I find myself spending more and more time thinking about and writing strategies of late – perhaps this is a sign of my advancing age! Before I started uni, I used to jump in and write code. A computer science degree taught me the benefits of planning what you were trying to do before rushing in. Moving this across to web development, this meant spending more time thinking about how the end-user would actually use the website in question, rather than how to solve the interesting coding problem that lay behind it all.
And now, as I spend more of my time thinking about how to get a particular message out to a particular group of people, this means thinking about what exactly that group of people are doing, and how what I’m trying to say will fit in with the rest of the things that they’re hearing, and the rest of the things that are important to them.

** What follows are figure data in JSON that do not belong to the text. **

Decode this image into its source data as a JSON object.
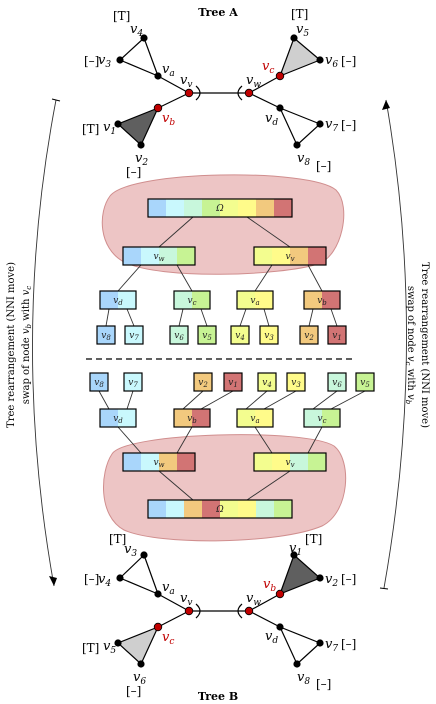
{
  "titles": {
    "top": "Tree A",
    "bottom": "Tree B"
  },
  "side_text": {
    "left_line1": "Tree rearrangement (NNI move)",
    "left_line2": "swap of node v_b with v_c",
    "right_line1": "Tree rearrangement (NNI move)",
    "right_line2": "swap of node v_c with v_b"
  },
  "markers": {
    "T": "[T]",
    "dash": "[–]"
  },
  "root_symbol": "Ω",
  "colors": {
    "v1": "#d27474",
    "v2": "#f2c97e",
    "v3": "#fffb8a",
    "v4": "#f3fd8f",
    "v5": "#c7f394",
    "v6": "#c8f7dc",
    "v7": "#c9f8fd",
    "v8": "#a9d6fb",
    "blob": "#e9b7b7",
    "red_node": "#c00000",
    "gray_tri": "#cfcfcf",
    "dark_tri": "#5f5f5f"
  },
  "tree_a": {
    "top_left": {
      "leaves": [
        "v",
        "4",
        "v",
        "3"
      ],
      "internal": "a"
    },
    "labels": [
      "v4",
      "v3",
      "va",
      "vv",
      "vw",
      "vc",
      "v5",
      "v6",
      "vb",
      "v1",
      "v2",
      "vd",
      "v7",
      "v8"
    ]
  },
  "upper_structure": {
    "root": {
      "label": "Ω"
    },
    "level1": [
      {
        "label": "v",
        "sub": "w"
      },
      {
        "label": "v",
        "sub": "v"
      }
    ],
    "level2": [
      {
        "label": "v",
        "sub": "d"
      },
      {
        "label": "v",
        "sub": "c"
      },
      {
        "label": "v",
        "sub": "a"
      },
      {
        "label": "v",
        "sub": "b"
      }
    ],
    "leaves": [
      {
        "label": "v",
        "sub": "8"
      },
      {
        "label": "v",
        "sub": "7"
      },
      {
        "label": "v",
        "sub": "6"
      },
      {
        "label": "v",
        "sub": "5"
      },
      {
        "label": "v",
        "sub": "4"
      },
      {
        "label": "v",
        "sub": "3"
      },
      {
        "label": "v",
        "sub": "2"
      },
      {
        "label": "v",
        "sub": "1"
      }
    ]
  },
  "lower_structure": {
    "leaves": [
      {
        "label": "v",
        "sub": "8"
      },
      {
        "label": "v",
        "sub": "7"
      },
      {
        "label": "v",
        "sub": "2"
      },
      {
        "label": "v",
        "sub": "1"
      },
      {
        "label": "v",
        "sub": "4"
      },
      {
        "label": "v",
        "sub": "3"
      },
      {
        "label": "v",
        "sub": "6"
      },
      {
        "label": "v",
        "sub": "5"
      }
    ],
    "level2": [
      {
        "label": "v",
        "sub": "d"
      },
      {
        "label": "v",
        "sub": "b"
      },
      {
        "label": "v",
        "sub": "a"
      },
      {
        "label": "v",
        "sub": "c"
      }
    ],
    "level1": [
      {
        "label": "v",
        "sub": "w"
      },
      {
        "label": "v",
        "sub": "v"
      }
    ],
    "root": {
      "label": "Ω"
    }
  }
}
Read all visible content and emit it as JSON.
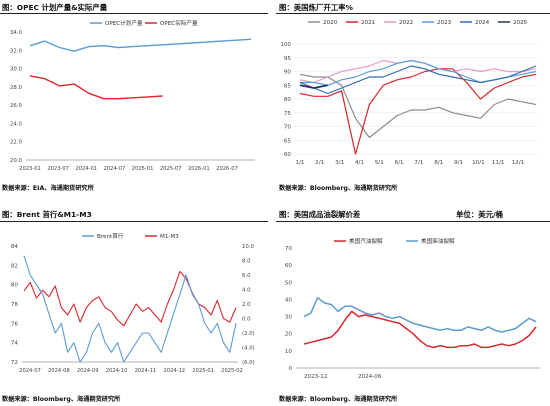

Strategy, though, this book (written by Richard Rumelt, a world-expert on strategy) tells us is often misunderstood. A goal (we want to be 50% bigger in a year) can often be put forth as a strategy (when you’re deciding what to do, give preference to those things that will make us 50% bigger in a year), but this falls short of what might be termed good strategy.
In essence, good strategy identifies an end point, describes the challenges involved in reaching that endpoint, and outlines the way that those obstacles can be overcome.
The book is packed with examples from the business world in a range of market segments, of bad strategy, accidentally good strategy, and (occasionally) deliberately good strategy. I found it helpful in working out the differences between goals, strategies and tactics, and helping determine the best approach to thinking through a new strategy.